Como consecuencia la firma del acuerdo se limitó a los puntos establecidos en los ejes temáticos que se venían determinando durante todas las conversaciones entre los negociadores de los países, tal como se ha venido haciendo en este tipo de encuentros, los cuales demuestran cada vez más que no sirven para definir los grandes cambios.

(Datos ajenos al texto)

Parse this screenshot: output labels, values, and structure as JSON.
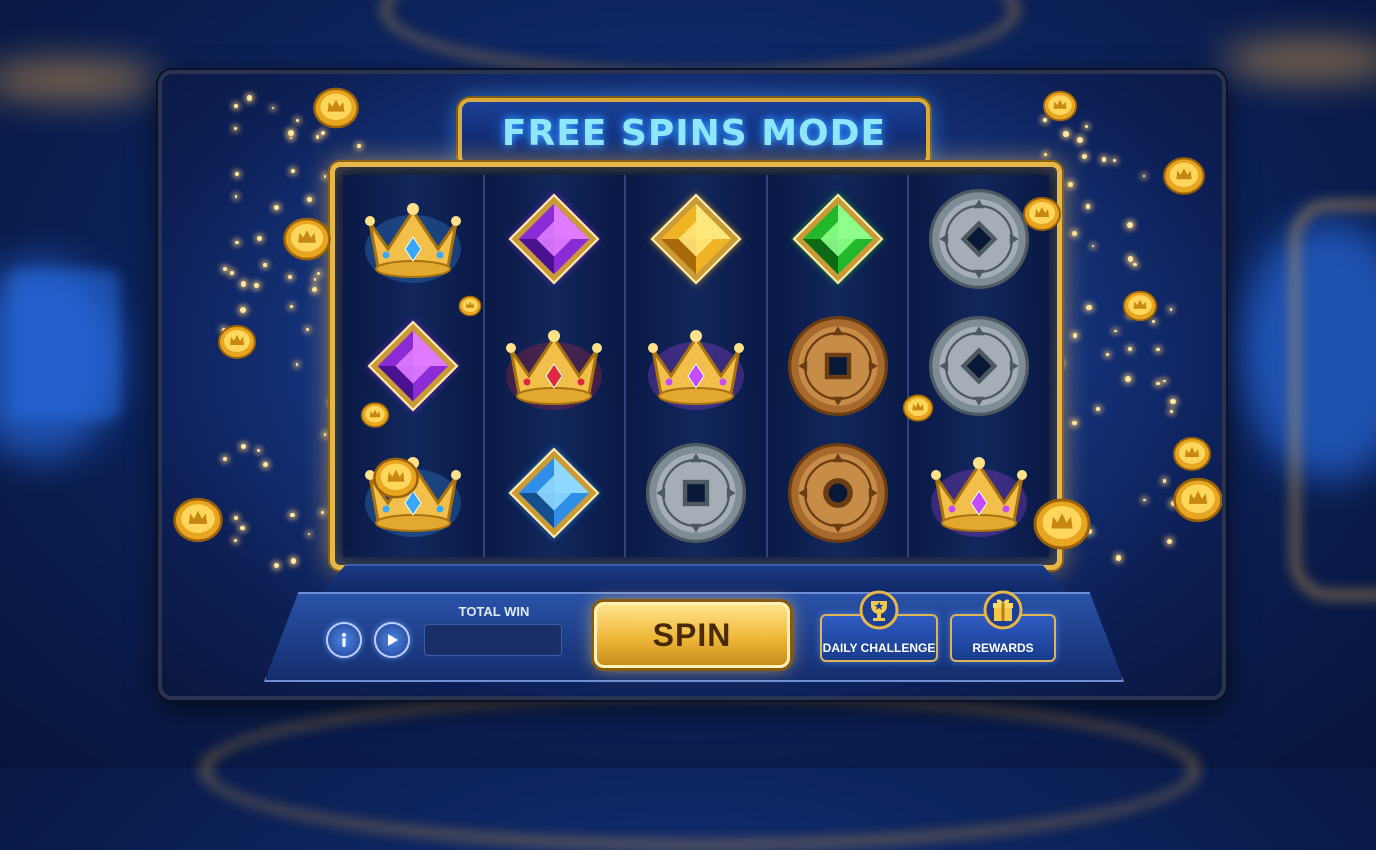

Candidatura de Obama marcó el resultado

Las presiones políticas que enfrenta por estos días el presidente de Estados Unidos Barack Obama pudieron tener incidencia en su inflexibilidad de algunos puntos. Si bien es poco probable que ese país tenga en sus planes la cancelación del embargo económico a Cuba o vaya en contra del Reino Unido en las Malvinas, el presidente Obama pudo hacer alguna declaración al respecto que ayudara a bajar los ánimos, en especial ahora que necesita el mercado latino para generar empleo.

Las opiniones
Roberto González Arana
Profesor de historia de la Universidad del Norte

'Se observa un consenso sobre la necesidad de que Estados Unidos valore más el peso político de esta región'.

José Mujica
Presidente de Uruguay

'Países con sustantivas diferencias en su manera de ver coinciden en que Cuba tiene que estar en la familia'.